Malware targeting mobile devices grew by one third over last year
Malware targeted at mobile platforms grew by one third in 2010, according to AdaptiveMobile.
The mobile security company said that the rise was due to the increasing proliferation of smart phones and the increase in open mobile platforms. Mobile devices are increasingly becoming a lucrative target for cybercriminals, to monetary, privacy or data loss.
AdaptiveMobile said that the greatest increase in mobile malware was seen in exploits aimed at Android devices, which saw a four-fold increase, although the total number of Android exploits is lower than those for other platforms.
Malware targeting Java-based applications was up 45% from 2009, while WinCE attacks were up 7%. Both iPhone and Symbian-targeted attacks fell.
"With the increasing pervasiveness of Smartphone devices, 2010 has undoubtedly been the year that fraudsters have truly turned their attention to mobile platforms," said Gareth Maclachlan, chief operating officer, AdaptiveMobile. "The vast majority of consumers are acutely aware of the threats that PC-based viruses, spam messages and phishing emails pose, but many are still unaware of the risks associated with their mobile devices.

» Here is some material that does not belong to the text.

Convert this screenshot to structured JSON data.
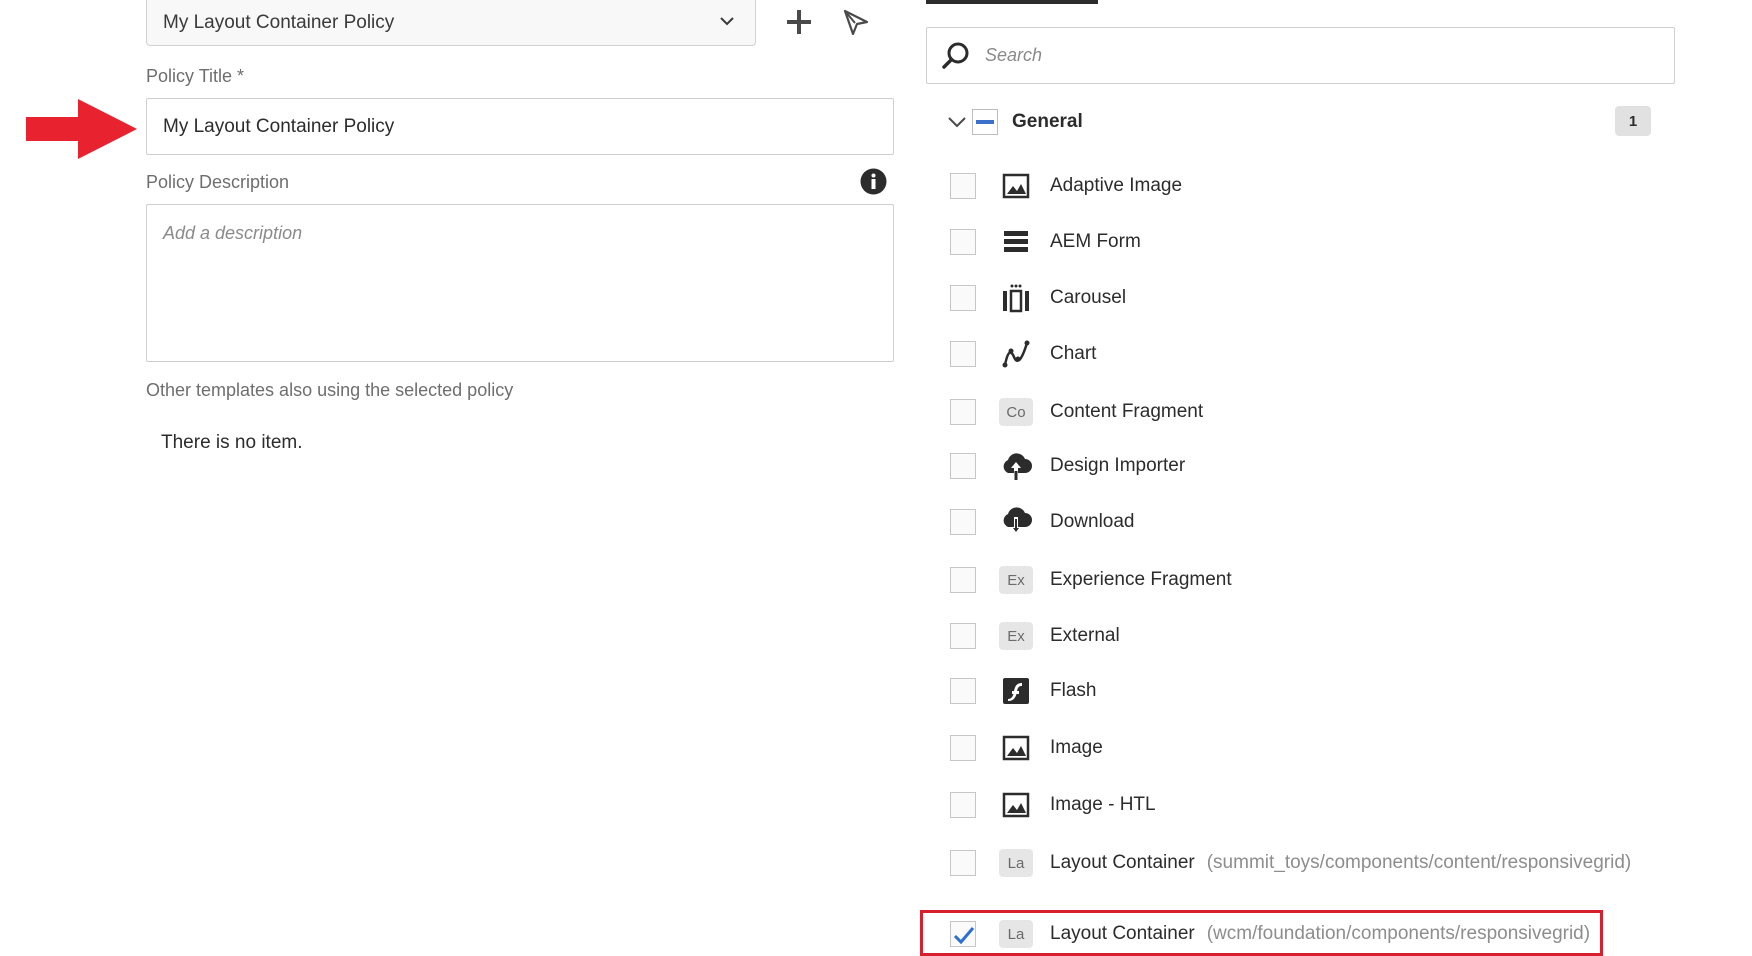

"With Smartphone penetration reported to reach 37% in Europe and 44% in the US by 2012, we predict that the number of threats targeted at unsuspecting mobile users will continue to increase at an exponential rate throughout the course of 2011. Even more significantly, the nature of the threats we are seeing will increase in sophistication. Whereas the majority of existing threats target either SMS, voice, email or web, the next year will see the emergence of the ‘compound threat' - intelligent scams designed to exploit multiple phone capabilities in order to reap maximum reward for the criminals, before the user even realises they have become a victim.
Mclachlan concludes: "This trend towards more sophisticated attacks is set to shake up the telecoms and security markets as traditional approaches to protecting subscribers can simply no longer provide adequate protection. As these compound threats continue to emerge, so does the need for an intelligent approach to mobile security - keeping the industry one step ahead of the criminals to ensure that such threats do not reach mobile users in the first place."